The provisions contained in the 1970 Convention aim to protect cultural property against theft and looting while emphasizing the restitution of such items. The Convention stresses three main principles for States to follow.
- Preventive measures Firstly, States Parties are requested to Take preventive measures to impede the illicit import and export of cultural property from their territory.
- These measures include,
- Among others,
- Export certificates,
- Monitoring of trade,
- Imposition of penal or administrative sanctions
- Educational programs.
- These measures include,
- Restitution provisions (Art.7 of the Convention) Secondly, States are requested to return cultural property.
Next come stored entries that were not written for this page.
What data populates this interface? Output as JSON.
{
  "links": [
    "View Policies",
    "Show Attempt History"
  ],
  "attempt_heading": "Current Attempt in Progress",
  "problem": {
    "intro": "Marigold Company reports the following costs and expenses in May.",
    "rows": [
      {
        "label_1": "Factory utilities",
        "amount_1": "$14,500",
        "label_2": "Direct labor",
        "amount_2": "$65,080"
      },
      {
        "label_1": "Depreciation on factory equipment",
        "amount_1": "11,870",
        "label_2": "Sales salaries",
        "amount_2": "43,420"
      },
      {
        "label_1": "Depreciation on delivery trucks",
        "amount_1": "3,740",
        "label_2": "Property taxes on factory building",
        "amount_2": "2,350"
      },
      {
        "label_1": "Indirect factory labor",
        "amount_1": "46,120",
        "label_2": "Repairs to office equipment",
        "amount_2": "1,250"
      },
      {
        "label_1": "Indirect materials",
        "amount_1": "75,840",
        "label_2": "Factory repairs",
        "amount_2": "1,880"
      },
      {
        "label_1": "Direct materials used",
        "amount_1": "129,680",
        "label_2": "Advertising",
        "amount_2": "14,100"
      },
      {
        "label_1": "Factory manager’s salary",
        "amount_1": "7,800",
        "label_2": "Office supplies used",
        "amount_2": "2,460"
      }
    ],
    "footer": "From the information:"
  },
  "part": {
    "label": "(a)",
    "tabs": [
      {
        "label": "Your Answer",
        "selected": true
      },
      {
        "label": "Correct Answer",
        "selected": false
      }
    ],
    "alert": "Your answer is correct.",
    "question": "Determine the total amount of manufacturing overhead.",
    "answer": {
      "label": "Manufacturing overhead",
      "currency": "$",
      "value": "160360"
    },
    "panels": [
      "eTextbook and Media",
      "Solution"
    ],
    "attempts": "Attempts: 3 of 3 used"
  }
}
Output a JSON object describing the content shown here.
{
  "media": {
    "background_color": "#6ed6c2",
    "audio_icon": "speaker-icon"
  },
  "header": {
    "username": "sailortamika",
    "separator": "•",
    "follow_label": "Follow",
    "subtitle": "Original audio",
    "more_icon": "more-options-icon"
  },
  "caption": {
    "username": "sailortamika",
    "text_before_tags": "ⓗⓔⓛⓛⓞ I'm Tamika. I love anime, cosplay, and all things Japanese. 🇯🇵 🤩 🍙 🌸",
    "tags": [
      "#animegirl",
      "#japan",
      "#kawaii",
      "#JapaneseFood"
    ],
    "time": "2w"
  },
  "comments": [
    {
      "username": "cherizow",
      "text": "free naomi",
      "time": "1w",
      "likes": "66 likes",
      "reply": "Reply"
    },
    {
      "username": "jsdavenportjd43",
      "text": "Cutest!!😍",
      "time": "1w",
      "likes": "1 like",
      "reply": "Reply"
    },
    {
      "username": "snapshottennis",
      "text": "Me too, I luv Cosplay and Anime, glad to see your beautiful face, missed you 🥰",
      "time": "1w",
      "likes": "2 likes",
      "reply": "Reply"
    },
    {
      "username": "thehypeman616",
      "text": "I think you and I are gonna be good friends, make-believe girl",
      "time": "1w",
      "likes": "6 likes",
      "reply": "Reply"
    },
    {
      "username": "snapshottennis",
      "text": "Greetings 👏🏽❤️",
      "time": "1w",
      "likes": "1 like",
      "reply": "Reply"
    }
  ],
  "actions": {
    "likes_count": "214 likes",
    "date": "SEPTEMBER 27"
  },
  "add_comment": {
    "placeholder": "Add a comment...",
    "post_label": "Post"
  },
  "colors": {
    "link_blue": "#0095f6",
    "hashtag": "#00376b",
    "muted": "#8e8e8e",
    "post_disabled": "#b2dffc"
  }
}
Under the restitution provisions of the Convention, States Parties take appropriate steps to recover and return cultural property illicitly stolen from the territory of another State party to the Convention and imported into their territory after the entry into force of this Convention for both States concerned. Innocent purchasers and persons with a valid claim to such cultural property are entitled to a just compensation. Restitution requests are made through diplomatic offices.
- International cooperation Lastly, the Convention strives to Set up an international cooperation framework to strengthen ties between States Parties to the Convention. In particular, such cooperation allows for States whose cultural heritage is in jeopardy due to pillaging of archaeological or ethnological materials, to ask other affected States for assistance, through the creation of import and export controls and general measures to prevent the illicit trafficking of cultural property.
Under the provisions of the 1970 Convention, a State Party can seek the recovery and return of any illegally exported or stolen cultural property imported into another State Party only after the entry into force of this Convention in both States concerned. However, the 1970 Convention does not in any way legitimize any illegal transaction of any nature which has taken place before the entry into force of this Convention nor limit any right of a State to make a claim under provisions of relevant national legislation or international instruments.